В просторной кухне было тепло и уютно. В очаге весело потрескивал огонь, лучи солнца лились сквозь сверкающие стекла окон, и вся кухня была наполнена ярким солнечным светом. Начищенная медная посуда сияла, отражая солнечные блики, и даже пол, выложенный каменными плитами, казался в свете солнца золотым. Было воскресенье, и все дышало покоем и умиротворением. Мергатройд только что уехал в Падси к своей сестре, а горничная Энни в столовой наверху накрывала стол к обеду, следуя указаниям Эммы. Огонь гудел и рвался в камине, и с его треском почти сливалось похрапывание пышнотелой миссис Тернер. Кухарка дремала у огня, развалившись на стуле; ее колпак съехал набок, а высокая грудь умиротворенно поднималась и опускалась в такт ее спокойным снам.
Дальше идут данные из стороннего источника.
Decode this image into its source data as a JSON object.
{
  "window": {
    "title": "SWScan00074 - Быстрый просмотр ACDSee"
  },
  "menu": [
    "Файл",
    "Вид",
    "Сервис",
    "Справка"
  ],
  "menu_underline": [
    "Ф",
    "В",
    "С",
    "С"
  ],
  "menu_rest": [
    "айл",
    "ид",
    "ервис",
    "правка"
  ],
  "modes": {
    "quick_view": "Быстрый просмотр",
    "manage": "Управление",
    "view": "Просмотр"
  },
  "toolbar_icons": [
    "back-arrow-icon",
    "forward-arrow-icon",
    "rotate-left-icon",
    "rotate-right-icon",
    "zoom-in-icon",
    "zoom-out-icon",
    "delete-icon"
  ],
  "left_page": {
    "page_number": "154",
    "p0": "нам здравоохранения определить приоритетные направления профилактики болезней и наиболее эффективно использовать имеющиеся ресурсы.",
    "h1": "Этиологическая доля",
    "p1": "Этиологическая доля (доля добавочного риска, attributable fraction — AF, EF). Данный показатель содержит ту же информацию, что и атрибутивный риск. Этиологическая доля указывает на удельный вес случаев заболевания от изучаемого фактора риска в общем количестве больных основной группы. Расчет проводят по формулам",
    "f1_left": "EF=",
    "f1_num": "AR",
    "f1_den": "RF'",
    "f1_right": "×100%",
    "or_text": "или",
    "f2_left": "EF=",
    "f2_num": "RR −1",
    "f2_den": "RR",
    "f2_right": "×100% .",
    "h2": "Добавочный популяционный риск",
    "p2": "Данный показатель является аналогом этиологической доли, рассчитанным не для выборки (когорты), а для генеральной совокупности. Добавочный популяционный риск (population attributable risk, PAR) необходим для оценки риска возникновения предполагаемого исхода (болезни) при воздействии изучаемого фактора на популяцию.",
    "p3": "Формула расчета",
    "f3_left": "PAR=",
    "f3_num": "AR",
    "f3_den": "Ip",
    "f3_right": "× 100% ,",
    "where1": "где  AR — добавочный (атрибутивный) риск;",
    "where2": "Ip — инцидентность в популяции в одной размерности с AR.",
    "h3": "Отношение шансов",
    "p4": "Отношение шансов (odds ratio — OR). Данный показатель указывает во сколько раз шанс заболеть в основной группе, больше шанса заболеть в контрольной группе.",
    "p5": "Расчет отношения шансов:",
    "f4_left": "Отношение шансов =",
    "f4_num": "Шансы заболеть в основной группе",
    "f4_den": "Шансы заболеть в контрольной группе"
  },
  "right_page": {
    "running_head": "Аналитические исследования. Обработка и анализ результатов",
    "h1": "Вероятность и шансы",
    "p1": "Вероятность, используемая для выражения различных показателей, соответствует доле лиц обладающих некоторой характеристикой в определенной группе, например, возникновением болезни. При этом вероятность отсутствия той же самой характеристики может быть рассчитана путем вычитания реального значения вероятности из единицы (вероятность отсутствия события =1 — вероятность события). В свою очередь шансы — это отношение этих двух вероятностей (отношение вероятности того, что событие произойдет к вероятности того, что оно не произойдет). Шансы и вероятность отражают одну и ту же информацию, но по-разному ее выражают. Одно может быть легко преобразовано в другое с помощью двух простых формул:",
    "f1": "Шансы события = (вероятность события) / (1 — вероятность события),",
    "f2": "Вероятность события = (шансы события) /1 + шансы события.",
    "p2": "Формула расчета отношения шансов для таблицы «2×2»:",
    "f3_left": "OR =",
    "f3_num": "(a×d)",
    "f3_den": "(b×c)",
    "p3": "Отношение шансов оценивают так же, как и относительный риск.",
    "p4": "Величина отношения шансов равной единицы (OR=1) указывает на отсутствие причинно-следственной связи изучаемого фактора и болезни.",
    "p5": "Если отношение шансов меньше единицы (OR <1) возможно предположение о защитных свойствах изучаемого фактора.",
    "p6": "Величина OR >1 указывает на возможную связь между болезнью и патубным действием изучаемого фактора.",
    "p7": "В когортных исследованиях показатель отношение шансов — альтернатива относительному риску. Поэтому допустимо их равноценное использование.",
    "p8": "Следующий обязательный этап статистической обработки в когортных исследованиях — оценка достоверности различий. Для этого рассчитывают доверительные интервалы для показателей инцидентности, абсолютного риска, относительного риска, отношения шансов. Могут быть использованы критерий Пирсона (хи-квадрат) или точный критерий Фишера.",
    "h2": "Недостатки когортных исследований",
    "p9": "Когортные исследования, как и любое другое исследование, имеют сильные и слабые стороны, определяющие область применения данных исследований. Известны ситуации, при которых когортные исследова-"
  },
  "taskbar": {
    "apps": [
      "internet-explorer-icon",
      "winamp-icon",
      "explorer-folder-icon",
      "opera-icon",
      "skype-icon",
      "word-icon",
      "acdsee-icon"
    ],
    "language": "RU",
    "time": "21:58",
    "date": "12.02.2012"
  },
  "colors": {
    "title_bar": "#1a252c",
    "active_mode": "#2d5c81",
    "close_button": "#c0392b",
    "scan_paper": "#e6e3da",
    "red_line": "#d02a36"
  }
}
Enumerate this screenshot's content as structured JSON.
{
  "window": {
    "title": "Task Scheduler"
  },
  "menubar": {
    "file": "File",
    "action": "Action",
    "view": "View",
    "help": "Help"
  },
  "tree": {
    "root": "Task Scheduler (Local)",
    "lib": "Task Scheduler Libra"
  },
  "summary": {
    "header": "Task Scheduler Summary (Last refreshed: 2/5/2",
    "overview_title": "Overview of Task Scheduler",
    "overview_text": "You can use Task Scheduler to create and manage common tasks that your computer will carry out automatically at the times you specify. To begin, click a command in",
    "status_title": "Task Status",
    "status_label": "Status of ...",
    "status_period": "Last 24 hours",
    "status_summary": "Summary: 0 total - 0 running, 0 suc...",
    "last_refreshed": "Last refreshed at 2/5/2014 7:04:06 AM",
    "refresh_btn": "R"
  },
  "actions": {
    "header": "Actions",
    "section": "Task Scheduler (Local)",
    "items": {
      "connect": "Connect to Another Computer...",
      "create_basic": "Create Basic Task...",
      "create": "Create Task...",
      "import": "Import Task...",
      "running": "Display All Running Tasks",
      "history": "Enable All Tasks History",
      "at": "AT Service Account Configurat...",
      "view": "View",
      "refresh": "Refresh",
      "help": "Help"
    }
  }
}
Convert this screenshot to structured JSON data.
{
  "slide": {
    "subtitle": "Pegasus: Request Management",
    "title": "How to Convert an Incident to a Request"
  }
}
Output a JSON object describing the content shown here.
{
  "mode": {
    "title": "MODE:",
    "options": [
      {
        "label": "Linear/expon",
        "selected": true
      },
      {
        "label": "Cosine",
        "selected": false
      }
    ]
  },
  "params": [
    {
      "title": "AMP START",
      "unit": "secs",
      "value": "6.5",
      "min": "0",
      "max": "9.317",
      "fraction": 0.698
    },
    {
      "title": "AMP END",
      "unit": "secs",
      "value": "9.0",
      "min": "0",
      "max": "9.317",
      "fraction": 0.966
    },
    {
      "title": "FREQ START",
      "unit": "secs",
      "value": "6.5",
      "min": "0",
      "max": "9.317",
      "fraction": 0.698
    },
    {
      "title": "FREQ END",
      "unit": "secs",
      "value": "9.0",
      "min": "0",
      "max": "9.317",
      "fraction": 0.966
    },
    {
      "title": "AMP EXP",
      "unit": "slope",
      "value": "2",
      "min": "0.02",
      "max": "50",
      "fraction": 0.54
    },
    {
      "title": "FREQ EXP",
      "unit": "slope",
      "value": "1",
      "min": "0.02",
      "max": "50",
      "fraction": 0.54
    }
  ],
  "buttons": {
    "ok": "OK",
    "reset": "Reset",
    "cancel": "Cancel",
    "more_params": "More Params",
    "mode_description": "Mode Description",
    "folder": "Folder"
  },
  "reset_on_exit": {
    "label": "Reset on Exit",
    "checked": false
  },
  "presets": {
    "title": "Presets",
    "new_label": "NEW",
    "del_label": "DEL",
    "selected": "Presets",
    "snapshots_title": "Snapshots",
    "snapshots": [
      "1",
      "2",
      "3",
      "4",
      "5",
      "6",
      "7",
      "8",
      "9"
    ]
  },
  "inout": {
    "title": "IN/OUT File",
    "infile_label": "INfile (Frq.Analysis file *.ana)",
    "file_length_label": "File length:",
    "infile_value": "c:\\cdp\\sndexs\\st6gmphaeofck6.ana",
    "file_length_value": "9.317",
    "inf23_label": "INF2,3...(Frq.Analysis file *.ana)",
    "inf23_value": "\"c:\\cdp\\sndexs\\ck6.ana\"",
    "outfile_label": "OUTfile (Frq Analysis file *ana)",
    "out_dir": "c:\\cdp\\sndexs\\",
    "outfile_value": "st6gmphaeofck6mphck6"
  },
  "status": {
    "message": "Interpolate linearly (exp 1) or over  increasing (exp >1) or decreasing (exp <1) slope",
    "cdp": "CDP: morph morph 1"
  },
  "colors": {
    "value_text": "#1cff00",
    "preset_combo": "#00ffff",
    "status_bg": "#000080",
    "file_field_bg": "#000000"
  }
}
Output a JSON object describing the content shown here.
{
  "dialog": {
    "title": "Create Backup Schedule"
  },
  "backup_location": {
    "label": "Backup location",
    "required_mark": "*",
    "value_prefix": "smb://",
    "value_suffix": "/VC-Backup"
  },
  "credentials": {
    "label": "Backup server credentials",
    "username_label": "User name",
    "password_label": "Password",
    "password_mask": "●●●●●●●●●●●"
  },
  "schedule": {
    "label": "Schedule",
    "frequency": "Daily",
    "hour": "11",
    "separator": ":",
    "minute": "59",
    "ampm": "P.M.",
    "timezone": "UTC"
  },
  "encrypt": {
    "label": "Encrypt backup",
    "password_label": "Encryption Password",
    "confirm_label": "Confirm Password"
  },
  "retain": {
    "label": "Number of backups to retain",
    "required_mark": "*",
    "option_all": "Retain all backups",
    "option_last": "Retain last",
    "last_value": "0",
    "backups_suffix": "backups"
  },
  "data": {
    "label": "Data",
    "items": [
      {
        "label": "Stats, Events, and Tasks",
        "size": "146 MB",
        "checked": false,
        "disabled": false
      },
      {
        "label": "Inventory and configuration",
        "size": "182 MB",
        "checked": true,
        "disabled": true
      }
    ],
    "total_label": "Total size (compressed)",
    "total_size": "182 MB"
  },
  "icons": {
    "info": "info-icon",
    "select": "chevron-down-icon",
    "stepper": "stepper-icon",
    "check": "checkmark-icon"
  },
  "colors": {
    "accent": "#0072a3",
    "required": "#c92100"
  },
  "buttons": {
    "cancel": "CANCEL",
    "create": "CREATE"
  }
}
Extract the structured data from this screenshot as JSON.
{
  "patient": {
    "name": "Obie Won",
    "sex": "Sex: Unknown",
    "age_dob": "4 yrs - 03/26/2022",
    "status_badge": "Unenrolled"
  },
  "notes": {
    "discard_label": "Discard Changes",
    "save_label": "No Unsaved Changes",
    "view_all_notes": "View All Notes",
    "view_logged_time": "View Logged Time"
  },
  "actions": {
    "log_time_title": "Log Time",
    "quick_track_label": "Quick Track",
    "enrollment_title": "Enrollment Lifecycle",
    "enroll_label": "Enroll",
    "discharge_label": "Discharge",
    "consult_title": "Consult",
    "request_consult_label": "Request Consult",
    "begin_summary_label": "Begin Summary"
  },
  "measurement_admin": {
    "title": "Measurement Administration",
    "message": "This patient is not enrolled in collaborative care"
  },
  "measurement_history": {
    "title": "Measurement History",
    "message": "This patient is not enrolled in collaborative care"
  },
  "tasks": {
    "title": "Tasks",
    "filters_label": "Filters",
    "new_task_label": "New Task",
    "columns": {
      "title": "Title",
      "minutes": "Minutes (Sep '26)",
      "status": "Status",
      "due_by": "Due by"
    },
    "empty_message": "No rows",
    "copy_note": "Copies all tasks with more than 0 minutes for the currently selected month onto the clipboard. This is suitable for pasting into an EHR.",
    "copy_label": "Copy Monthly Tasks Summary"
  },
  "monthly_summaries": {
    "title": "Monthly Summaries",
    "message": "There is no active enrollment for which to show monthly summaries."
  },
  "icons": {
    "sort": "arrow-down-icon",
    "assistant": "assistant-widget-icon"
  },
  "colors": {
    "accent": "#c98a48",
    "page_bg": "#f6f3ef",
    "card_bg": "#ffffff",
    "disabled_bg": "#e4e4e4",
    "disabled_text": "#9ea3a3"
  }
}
Тишину нарушали только тиканье часов и шум ветра, рвущегося в окна. Несмотря на солнце и ясное, лазурно-голубое небо, на улице бушевала настоящая апрельская вьюга.
Эмма разгладила блузку и, подняв ее перед собой, стала рассматривать. У девушки был тонкий вкус и проницательный взор, ей хватило беглого взгляда, чтобы понять, насколько вещь элегантна. Почти совсем не ношенная и такого прелестного голубого цвета. „Как небо за окном и как мамины глаза”, – подумала она и решила подарить блузку маме, когда вернется домой на выходные. Сердце Эммы наполнилось невыразимой радостью при мысли, что она сможет подарить матери такую прелесть, и ее обычно строгое лицо вдруг озарилось восторженной улыбкой. Она взяла кружевную манжетку и принялась аккуратно пришивать ее к пышному длинному рукаву, а в мыслях она перенеслась в Лидс, к своему Плану с большой буквы.
Неожиданно дверь кухни с улицы так резко распахнулась, с таким шумом и треском, что Эмма вздрогнула. Она подождала немного, глядя на дверь, и решила, что это сильный порыв ветра открыл ее. Девушка собралась было закрыть дверь, как вдруг из-за косяка показалось радостное лицо. Черные кудри трепетали на ветру, в сияющих над смуглыми щеками глазах весело плясали искры, а большой рот растянулся в озорной улыбке.
– Я думаю, вы не прогоните озябшего бродягу в этот ненастный день? – В его речи слышались певучий ирландский акцент, смех и неистребимая любовь к жизни. – И уж чашку-то чая, я надеюсь, вы мне предложите.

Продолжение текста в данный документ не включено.